Fragile X syndrome is the most frequent cause of inherited mental retardation. It is caused by a dynamic mutation i.e. the progressive expansion of polymeric (CGG)n trinuleotide repeats located in the non coding region at the 5' end of the FMR1 gene at Xq 27.3. It is an X linked disorder; the manifestations are seen in all of carrier males and in 35% of carrier females. This type of mode of inheritance is described as X linked semidominant or X linked dominant with decreased penetrance.

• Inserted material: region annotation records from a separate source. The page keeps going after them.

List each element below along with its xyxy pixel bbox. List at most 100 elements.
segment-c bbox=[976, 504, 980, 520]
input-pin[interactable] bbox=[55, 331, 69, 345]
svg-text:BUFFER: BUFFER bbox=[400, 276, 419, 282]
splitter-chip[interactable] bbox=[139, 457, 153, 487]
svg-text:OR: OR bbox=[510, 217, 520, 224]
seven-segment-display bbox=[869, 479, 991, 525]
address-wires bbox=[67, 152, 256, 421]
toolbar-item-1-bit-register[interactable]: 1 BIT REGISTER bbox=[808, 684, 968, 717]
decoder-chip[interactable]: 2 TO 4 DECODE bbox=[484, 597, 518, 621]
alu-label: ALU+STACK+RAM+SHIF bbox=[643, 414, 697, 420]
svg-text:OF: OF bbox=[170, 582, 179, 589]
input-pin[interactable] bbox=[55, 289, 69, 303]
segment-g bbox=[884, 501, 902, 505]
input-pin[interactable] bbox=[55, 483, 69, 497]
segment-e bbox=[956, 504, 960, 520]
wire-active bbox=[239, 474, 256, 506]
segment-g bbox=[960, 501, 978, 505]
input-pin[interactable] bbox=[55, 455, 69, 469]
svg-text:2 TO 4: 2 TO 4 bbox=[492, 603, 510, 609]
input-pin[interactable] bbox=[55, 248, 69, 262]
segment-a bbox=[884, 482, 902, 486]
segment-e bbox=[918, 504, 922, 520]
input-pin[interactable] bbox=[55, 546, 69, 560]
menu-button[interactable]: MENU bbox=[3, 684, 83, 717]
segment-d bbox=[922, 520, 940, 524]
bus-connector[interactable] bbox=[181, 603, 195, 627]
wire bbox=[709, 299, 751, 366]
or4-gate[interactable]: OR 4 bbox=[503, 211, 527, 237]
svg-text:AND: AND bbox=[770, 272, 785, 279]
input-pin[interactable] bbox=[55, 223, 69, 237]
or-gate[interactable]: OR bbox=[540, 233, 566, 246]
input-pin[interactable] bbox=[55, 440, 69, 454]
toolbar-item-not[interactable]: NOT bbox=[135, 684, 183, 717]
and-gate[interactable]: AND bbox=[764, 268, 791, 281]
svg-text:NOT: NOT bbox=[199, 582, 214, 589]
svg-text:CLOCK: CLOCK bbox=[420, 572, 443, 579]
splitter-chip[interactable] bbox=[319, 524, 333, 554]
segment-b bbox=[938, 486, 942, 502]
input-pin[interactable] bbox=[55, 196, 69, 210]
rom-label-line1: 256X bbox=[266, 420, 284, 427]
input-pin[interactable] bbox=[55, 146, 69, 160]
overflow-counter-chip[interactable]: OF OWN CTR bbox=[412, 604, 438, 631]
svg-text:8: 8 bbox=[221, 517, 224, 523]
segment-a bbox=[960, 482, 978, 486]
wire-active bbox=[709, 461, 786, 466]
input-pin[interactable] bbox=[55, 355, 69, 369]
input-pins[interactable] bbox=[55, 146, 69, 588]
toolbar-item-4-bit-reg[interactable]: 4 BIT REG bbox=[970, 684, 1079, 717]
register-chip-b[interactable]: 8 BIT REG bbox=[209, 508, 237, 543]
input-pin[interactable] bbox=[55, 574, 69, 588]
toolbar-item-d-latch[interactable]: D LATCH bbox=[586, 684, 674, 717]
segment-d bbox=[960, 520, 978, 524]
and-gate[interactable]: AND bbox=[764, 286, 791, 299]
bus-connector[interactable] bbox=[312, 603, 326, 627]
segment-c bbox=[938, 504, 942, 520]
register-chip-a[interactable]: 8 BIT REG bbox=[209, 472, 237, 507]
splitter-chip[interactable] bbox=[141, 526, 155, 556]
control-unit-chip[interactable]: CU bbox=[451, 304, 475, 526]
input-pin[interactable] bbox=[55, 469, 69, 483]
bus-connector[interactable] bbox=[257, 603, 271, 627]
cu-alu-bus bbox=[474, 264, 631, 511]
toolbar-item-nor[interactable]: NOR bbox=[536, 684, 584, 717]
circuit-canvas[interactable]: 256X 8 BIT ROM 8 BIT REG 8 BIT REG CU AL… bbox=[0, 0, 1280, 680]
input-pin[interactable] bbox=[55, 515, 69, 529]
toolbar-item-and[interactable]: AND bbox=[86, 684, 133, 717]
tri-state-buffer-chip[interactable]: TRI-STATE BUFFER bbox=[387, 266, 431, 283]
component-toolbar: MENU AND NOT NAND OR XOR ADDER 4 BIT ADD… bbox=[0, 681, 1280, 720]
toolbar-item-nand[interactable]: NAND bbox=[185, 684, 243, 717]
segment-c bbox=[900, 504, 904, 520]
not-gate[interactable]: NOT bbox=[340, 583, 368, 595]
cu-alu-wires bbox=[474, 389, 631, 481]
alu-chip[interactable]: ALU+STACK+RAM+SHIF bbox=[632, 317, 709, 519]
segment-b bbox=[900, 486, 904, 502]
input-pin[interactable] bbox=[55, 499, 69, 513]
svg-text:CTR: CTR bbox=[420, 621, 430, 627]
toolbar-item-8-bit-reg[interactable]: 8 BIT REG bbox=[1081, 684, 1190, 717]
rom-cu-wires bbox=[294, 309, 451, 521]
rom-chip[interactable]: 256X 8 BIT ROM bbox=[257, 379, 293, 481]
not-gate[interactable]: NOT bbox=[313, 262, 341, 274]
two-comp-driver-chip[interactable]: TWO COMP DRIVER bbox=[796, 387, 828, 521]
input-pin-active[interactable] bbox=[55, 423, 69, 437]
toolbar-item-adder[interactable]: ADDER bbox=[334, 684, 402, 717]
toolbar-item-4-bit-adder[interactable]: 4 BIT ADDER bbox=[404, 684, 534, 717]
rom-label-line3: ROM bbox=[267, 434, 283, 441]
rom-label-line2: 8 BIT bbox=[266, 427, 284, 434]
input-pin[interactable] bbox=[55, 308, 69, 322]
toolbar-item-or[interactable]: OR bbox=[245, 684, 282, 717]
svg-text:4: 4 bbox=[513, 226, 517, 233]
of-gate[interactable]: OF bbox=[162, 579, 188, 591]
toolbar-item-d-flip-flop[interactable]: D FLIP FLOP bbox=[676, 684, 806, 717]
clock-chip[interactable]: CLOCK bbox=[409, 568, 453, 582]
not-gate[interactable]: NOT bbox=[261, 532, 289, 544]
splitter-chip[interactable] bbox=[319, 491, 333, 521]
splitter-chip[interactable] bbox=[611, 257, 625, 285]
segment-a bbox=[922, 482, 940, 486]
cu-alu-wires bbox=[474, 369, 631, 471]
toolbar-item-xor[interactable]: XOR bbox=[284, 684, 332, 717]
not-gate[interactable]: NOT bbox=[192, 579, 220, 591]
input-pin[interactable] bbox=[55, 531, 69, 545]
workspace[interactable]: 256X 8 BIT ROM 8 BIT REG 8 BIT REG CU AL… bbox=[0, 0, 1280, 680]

The clinical features other than mental retardation include subtle dysmorphism, behavioral abnormalities and macroorchidism in postpubertal males. The phenotype being subtle, clinical diagnosis may be difficult especially in young children. Hence, testing all cases with mental retardation without obvious cause for fragile X syndrome is often the only way to identify fragile X syndrome cases. The parents and relatives of such a case need to be offered genetic counseling to prevent the recurrence of fragile X syndrome in the family. The cytogenetic and molecular diagnostic tests are available; the latter replacing the formers over the years. Polymerase chain reaction based tests are used for screening and Southern blot hybridization is the diagnostic test for detections of mutation and premutation. Prenatal diagnosis is possible by carrying out Southern blot hybridization on samples of chorionic villi or amniotic fluid. The complexities due to premutation and variable severity of manifestations in carrier females need to be understood while counseling families with fragile X syndrome.